Advanced near-infrared-driven photocatalyst: Fabrication, characterization, and photocatalytic performance of β-NaYF₄: Yb³⁺,Tm³⁺@TiO₂ core@shell microcrystals

The β-NaYF₄:Yb³⁺,Tm³⁺@TiO₂ core@shell photocatalyst has been successfully fabricated by a simply hydrothermal method followed by hydrolysis of titanium isopropoxide (TTIP) with polyvinylpyrrolidone K-30 (PVP) as the coupling agent. The advanced near-infrared-driven photocatalyst was characterized by X-ray diffraction, scanning electron microscopy, transmission electron microscopy, fluorescence spectrometer and UV-vis-NIR diffuse reflectance spectroscopy.

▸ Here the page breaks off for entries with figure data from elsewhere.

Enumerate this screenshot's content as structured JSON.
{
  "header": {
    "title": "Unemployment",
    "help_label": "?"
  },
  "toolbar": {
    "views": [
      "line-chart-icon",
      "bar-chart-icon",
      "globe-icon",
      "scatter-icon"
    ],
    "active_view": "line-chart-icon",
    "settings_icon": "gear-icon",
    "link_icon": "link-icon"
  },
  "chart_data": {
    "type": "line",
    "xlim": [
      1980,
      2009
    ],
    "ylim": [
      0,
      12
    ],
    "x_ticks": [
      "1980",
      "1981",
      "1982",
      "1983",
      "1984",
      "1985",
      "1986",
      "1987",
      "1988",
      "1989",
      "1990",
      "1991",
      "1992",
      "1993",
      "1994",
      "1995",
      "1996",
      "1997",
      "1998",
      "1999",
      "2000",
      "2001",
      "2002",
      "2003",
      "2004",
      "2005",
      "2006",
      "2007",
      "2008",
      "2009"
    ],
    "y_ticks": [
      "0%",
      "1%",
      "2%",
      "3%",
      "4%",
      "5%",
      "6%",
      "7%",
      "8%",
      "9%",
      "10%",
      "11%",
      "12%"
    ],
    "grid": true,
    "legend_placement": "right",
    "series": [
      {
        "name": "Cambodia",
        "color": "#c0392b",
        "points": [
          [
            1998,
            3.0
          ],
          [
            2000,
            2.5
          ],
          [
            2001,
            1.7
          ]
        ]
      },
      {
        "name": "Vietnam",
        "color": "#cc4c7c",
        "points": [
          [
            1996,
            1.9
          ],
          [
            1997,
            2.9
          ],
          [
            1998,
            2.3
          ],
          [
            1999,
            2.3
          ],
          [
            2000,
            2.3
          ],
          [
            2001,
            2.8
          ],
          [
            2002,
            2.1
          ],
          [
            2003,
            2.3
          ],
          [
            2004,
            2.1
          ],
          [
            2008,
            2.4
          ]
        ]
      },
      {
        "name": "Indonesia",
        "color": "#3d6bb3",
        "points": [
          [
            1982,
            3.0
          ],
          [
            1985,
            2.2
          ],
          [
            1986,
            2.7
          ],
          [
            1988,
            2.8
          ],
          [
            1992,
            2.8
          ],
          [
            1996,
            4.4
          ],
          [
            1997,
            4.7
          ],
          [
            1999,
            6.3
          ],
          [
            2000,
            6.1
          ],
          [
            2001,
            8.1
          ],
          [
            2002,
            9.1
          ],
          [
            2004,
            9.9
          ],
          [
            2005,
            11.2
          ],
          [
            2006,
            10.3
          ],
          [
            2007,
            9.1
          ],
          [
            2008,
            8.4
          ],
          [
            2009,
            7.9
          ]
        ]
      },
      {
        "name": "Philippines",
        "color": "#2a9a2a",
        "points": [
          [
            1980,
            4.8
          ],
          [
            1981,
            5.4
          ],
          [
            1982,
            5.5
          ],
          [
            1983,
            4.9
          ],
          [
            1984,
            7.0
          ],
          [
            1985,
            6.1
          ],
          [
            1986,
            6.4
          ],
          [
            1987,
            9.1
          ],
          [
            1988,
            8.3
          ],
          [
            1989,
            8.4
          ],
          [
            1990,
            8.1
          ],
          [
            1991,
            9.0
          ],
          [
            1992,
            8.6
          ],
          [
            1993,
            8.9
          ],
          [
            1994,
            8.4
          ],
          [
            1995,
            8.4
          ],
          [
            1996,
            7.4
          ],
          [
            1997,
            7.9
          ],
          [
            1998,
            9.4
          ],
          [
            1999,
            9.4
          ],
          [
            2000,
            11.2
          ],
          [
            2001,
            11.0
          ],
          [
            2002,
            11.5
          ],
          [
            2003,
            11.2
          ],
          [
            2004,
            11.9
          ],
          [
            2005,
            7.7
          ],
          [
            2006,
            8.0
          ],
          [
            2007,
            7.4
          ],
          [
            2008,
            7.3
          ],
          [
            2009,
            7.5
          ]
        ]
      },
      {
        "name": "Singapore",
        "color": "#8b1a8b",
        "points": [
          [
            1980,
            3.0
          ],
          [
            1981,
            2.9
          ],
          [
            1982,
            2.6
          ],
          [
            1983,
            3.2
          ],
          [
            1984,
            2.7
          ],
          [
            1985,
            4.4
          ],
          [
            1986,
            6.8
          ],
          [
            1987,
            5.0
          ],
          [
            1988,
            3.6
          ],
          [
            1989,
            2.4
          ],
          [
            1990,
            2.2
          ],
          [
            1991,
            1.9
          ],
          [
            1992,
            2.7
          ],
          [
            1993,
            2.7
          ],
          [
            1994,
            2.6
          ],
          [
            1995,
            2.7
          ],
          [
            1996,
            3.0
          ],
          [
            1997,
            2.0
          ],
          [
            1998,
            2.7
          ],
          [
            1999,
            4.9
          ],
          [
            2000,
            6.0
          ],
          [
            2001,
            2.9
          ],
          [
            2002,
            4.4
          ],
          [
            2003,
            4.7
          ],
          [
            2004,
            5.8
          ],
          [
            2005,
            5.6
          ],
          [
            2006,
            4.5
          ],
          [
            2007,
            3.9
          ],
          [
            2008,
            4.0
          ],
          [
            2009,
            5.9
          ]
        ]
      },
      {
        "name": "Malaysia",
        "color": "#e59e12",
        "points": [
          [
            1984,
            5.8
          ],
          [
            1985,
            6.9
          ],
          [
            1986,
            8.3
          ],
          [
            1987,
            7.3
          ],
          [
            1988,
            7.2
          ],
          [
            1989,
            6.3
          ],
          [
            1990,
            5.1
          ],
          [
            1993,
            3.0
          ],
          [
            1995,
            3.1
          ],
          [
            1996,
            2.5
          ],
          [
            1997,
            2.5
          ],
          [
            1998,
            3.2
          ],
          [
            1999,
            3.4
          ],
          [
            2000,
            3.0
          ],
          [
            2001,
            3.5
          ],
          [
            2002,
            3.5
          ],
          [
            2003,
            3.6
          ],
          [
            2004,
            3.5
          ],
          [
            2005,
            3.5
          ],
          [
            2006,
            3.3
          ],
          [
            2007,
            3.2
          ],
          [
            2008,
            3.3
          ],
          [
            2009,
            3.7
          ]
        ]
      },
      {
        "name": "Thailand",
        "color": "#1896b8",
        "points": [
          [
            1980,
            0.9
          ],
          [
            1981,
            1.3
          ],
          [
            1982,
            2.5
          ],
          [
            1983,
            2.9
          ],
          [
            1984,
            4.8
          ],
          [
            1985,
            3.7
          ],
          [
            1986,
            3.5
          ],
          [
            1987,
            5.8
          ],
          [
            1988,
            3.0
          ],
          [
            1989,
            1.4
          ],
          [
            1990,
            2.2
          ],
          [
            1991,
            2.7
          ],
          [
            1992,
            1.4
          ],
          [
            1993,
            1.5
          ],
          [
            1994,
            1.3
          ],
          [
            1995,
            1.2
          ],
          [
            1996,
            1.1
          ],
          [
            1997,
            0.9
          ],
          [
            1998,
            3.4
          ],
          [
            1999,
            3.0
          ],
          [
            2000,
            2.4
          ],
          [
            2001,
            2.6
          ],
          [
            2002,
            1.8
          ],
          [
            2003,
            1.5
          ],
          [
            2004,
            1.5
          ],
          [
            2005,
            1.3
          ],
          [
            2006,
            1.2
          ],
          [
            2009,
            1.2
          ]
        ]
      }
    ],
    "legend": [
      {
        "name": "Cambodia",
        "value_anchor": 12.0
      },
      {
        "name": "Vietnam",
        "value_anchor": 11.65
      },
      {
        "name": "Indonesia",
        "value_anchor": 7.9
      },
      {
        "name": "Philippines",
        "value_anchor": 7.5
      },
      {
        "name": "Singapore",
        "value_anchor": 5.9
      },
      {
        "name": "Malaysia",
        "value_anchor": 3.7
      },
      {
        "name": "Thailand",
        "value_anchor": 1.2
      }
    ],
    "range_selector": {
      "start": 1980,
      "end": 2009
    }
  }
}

It is found that β-NaYF₄:Yb³⁺,Tm³⁺@TiO₂ core@shell photocatalyst consists of uniform hexagonal phase NaYF₄ microcrystals rods and anatase TiO₂ shells, and the β-NaYF₄:Yb³⁺,Tm³⁺@TiO₂ exhibits strong near-infrared light absorption and the energy transfers from β-NaYF₄:Yb³⁺,Tm³⁺ to TiO₂ is confirmed. The photocatalytic activities of the catalysts were evaluated by the discoloration of Methylene Blue, Methyl Orange and Rhodamine B under the irradiation of 980nm laser. The results suggest that β-NaYF₄:Yb³⁺,Tm³⁺@TiO₂ core@shell composite is an advanced near-infrared-driven photocatalyst. Moreover the NIR-driven photocatalyst shows good stability for photocatalytic decoloration of dye in the recycled tests. This study suggests a promising system to utilize the NIR energy of sunlight for photochemical and photoelectrical applications based on TiO₂, which will contribute to the utilization of solar energy in the future.